Configure your app to use QR code authentication
To configure your app to use QR code authentication, you can call the getDeviceInformationWithParameters API in MSAL to receive the MSALDeviceInformation object. In this object, a new flag is available to reflect the admin configured QR code authentication in the single sign-on (SSO) extension configuration. The following code snippet shows how to retrieve the preferred authentication method:
@property (nonatomic, readonly) MSALPreferredAuthMethod configuredPreferredAuthMethod;
MSALPreferredAuthMethod is an enumeration that describes the different authentication methods available. The configuredPreferredAuthMethod property allows you to retrieve the preferred authentication method for the application. Currently, QR code is private enum value of 1. When released to general availability (GA), it's MSALPreferredAuthMethodQRPIN.
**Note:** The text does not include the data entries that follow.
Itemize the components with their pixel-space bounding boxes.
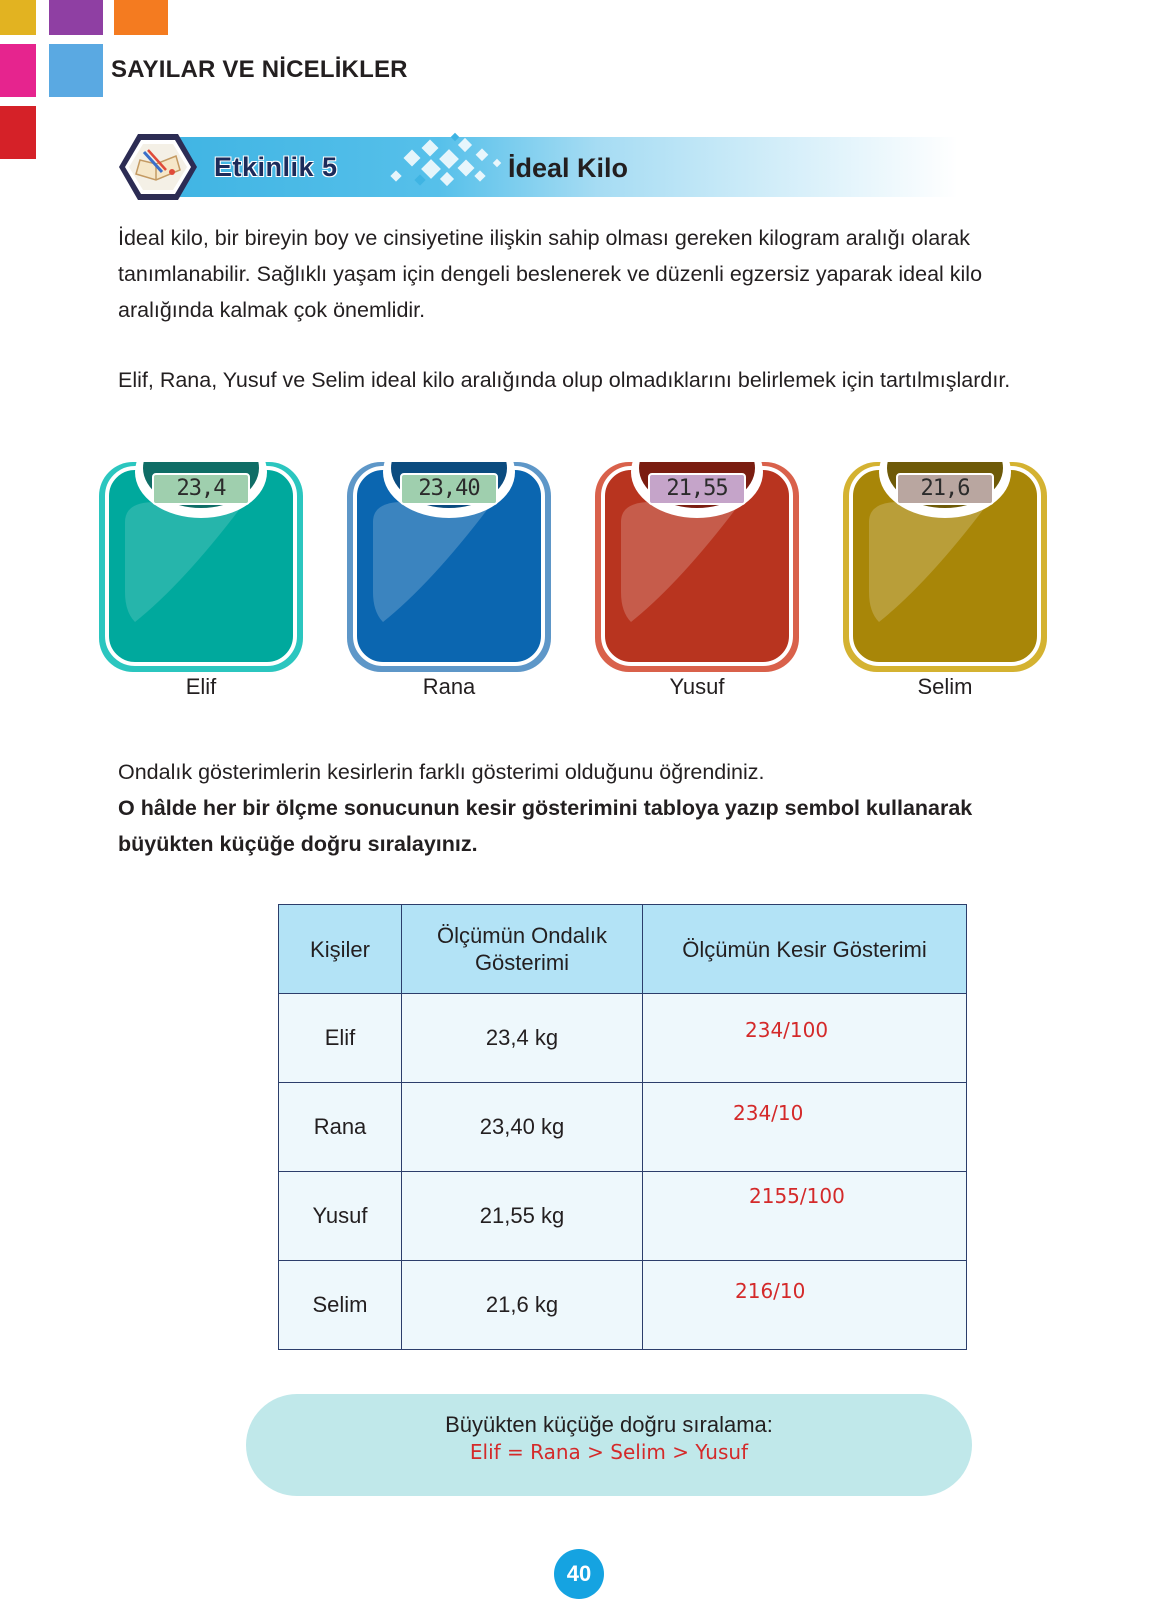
table-row [279,1261,967,1350]
corner-square-yellow [0,0,36,35]
cell-fraction[interactable] [643,1083,967,1172]
scale-elif [95,462,307,702]
cell-person: Rana [279,1083,402,1172]
table-header-row [279,905,967,994]
scale-selim [839,462,1051,702]
instruction-bold: O hâlde her bir ölçme sonucunun kesir gösterimini tabloya yazıp sembol kullanarak büyükten küçüğe doğru sıralayınız. [118,796,973,856]
corner-square-lightblue [49,44,103,97]
corner-square-red [0,106,36,159]
fraction-answer: 216/10 [735,1279,806,1303]
fraction-answer: 2155/100 [749,1184,845,1208]
corner-square-purple [49,0,103,35]
scale-rana [343,462,555,702]
cell-person: Selim [279,1261,402,1350]
ordering-box[interactable] [246,1394,972,1496]
scale-person-name: Elif [185,674,217,699]
cell-fraction[interactable] [643,994,967,1083]
fraction-answer: 234/10 [733,1101,804,1125]
cell-decimal: 21,55 kg [402,1172,643,1261]
header-decimal: Ölçümün Ondalık Gösterimi [402,905,643,994]
instruction-line: Ondalık gösterimlerin kesirlerin farklı gösterimi olduğunu öğrendiniz. [118,760,765,784]
intro-paragraph-2: Elif, Rana, Yusuf ve Selim ideal kilo aralığında olup olmadıklarını belirlemek için tartılmışlardır. [118,368,1011,392]
scale-reading: 23,4 [176,476,226,501]
scale-yusuf [591,462,803,702]
table-row [279,1083,967,1172]
table-row [279,1172,967,1261]
scale-person-name: Yusuf [669,674,725,699]
cell-decimal: 21,6 kg [402,1261,643,1350]
cell-person: Elif [279,994,402,1083]
fraction-answer: 234/100 [745,1018,829,1042]
cell-person: Yusuf [279,1172,402,1261]
page-number: 40 [554,1549,604,1599]
activity-label: Etkinlik 5 [214,152,338,182]
diamond-pattern-icon [388,132,508,198]
ordering-answer: Elif = Rana > Selim > Yusuf [469,1440,749,1464]
cell-fraction[interactable] [643,1261,967,1350]
header-persons: Kişiler [279,905,402,994]
scale-reading: 21,6 [920,476,970,501]
scale-reading: 21,55 [666,476,728,501]
cell-decimal: 23,4 kg [402,994,643,1083]
scale-reading: 23,40 [418,476,480,501]
corner-square-orange [114,0,168,35]
corner-square-magenta [0,44,36,97]
intro-paragraph: İdeal kilo, bir bireyin boy ve cinsiyetine ilişkin sahip olması gereken kilogram aralığı olarak tanımlanabilir. Sağlıklı yaşam için dengeli beslenerek ve düzenli egzersiz yaparak ideal kilo aralığında kalmak çok önemlidir. [118,226,983,322]
table-row [279,994,967,1083]
ordering-label: Büyükten küçüğe doğru sıralama: [445,1412,773,1437]
header-fraction: Ölçümün Kesir Gösterimi [643,905,967,994]
section-title: SAYILAR VE NİCELİKLER [111,56,408,83]
scale-person-name: Rana [422,674,476,699]
activity-title: İdeal Kilo [508,153,629,183]
cell-decimal: 23,40 kg [402,1083,643,1172]
cell-fraction[interactable] [643,1172,967,1261]
activity-banner [118,132,958,204]
scales-row [95,462,1055,702]
measurement-table [278,904,967,1350]
scale-person-name: Selim [917,674,973,699]
open-book-icon [118,132,198,202]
MSALInteractiveTokenParameters also define a new, optional parameter of type MSALPreferredAuthMethod: preferredAuthMethod. When this parameter is set for QR code authentication, the resulting interactive sign-in UI takes the user directly to the QR code authentication entry page. The following code snippet shows how to configure your app to use QR code authentication:
MSALWebviewParameters *webParameters = [[MSALWebviewParameters alloc] initWithAuthPresentationViewController:viewController];
MSALInteractiveTokenParameters *interactiveParams = [[MSALInteractiveTokenParameters alloc] initWithScopes:scopes webviewParameters:webParameters];
interactiveParams.preferredAuthMethod = 1; //Currently need to use the private enum value
[application acquireTokenWithParameters:interactiveParams completionBlock:^(MSALResult *result, NSError *error) {
// When token acquisition completes
}];
This code snippet configures and acquires a token using the MSAL in an iOS app, focusing on QR code authentication. It initializes MSALWebviewParameters with a view controller for the authentication web view and creates MSALInteractiveTokenParameters with the required scopes and web parameters. The preferred authentication method is set to QR code authentication.
Finally, it calls acquireTokenWithParameters on the MultipleAccountPublicClientApplication instance, using the configured parameters and a completion block to handle the result. This setup ensures the authentication flow uses the QR code authentication method for secure and convenient user authentication.
It's advised to call the getDeviceInformationWithParameters API in MSAL to find out if the admin has configured QR code authentication method. If it has, an app can update its UI to indicate that QR code authentication method is available as a sign-in option.